University of Helsinki, Finland
Satu Kuure completed her PhD in 2007 from Biomedical Institute at the University of Helsinki and continued her studies exploring the regulation of renal differentiation during the two-year Postdoc at Columbia University Medical Center where she focused on different imaging techniques and cellular events guiding renal branching morphogenesis downstream of receptor tyrosine kinase signaling. Currently, she is a team leader at the Institute of Biotechnology, University of Helsinki, and has published several critically important papers in top-end journal and serves as a board member of Finnish Society of Developmental Biology.

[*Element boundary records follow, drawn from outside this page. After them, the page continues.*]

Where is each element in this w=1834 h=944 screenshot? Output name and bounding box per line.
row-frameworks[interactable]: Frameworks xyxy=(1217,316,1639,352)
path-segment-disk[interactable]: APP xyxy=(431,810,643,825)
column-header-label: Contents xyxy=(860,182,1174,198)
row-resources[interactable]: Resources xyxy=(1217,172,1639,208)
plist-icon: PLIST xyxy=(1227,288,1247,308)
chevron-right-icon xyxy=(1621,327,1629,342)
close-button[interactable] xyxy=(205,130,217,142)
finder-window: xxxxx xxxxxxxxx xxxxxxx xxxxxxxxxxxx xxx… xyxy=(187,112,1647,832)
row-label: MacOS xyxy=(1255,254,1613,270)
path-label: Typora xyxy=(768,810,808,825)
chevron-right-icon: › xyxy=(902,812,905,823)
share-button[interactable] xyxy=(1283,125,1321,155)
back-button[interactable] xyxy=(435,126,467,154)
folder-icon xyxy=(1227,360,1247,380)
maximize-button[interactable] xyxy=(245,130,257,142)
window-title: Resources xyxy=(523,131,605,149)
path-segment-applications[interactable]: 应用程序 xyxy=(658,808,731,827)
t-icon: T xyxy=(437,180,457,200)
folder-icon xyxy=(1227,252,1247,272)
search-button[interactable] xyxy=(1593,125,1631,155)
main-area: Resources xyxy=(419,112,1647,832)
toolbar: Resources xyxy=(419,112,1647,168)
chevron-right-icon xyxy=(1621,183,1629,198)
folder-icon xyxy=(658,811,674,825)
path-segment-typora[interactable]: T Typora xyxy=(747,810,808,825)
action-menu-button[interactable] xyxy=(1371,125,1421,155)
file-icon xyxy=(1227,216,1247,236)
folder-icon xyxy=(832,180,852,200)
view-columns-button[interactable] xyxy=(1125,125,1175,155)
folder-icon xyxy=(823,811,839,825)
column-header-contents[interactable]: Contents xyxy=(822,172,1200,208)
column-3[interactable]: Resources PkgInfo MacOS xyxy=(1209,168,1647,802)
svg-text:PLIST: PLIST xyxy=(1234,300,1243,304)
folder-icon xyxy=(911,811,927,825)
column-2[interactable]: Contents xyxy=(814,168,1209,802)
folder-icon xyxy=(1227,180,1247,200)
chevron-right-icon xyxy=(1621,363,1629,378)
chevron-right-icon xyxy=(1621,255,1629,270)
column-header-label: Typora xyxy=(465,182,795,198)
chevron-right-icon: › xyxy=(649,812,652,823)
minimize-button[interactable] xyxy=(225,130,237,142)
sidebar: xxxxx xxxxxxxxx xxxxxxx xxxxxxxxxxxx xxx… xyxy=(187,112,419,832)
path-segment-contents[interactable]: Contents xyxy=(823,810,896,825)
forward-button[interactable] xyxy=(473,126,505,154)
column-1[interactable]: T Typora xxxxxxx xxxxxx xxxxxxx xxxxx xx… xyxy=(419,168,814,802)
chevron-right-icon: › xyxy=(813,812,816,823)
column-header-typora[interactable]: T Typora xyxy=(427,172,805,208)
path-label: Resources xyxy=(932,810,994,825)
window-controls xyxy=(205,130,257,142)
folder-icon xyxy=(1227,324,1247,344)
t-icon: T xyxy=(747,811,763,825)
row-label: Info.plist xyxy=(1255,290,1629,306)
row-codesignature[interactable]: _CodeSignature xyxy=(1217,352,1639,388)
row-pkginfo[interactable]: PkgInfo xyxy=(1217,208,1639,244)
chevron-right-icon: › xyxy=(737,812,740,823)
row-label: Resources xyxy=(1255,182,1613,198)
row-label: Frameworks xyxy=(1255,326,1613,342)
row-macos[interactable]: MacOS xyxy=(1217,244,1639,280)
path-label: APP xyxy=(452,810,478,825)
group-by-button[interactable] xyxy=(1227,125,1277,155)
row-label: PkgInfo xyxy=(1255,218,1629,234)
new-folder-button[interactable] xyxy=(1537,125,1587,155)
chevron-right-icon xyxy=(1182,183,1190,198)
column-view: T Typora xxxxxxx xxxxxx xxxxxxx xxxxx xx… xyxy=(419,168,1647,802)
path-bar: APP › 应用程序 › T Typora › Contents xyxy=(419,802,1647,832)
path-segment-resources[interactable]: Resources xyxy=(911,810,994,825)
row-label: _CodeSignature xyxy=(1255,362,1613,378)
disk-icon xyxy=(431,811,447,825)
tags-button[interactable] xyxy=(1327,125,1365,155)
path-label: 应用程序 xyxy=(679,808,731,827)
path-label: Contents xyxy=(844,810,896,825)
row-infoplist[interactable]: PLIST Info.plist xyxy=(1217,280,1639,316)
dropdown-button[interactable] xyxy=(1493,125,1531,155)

Reduced nephron account is a risk factor for renal defects, hypertension and diabetic nephropathies in later life. The final nephron count is determined by ureteric bud (UB) branching during fetal life, the process that specifies also the actual size and shape of the kidneys. Such dual role of UB branching is due to the nature of renal differentiation regulation, which is guided through classic reciprocal inductive tissue interactions. Nephrons differentiate from an established nephron progenitor cell (NPC) pool, which surround each tip of UBs, and their renewal capacity greatly affects the extent of UB branching. The research focuses on understanding cellular events that promote kidney differentiation at the level of UB branching and NPC self-renewal/differentiation in order to fully cover their interplay. The author will discuss about the molecular regulation of renal differentiation on the basis of our fresh advances in receptor tyrosine kinase (RTK) signaling and intracellular pathways activated downstream of RTKs. Highlights of the recent advances in glial cell-line derived neurotrophic factor (GDNF) activated RET signaling and mitogen-activated protein kinase (MAPK) functions within UB epithelium will be presented to support the hypothesis that MAPK pathway activated in scattered UB cells is involved in epithelial progenitor cell (EPC) regulation, and mediates at least some if not all of the GDNF-RET induced cellular functions during branching. Preliminary results of MAPK activity functions regulating NPC biology and finally conclusive suggestions for clinical importance/implementations of our research for renal hypofunction patients are presented.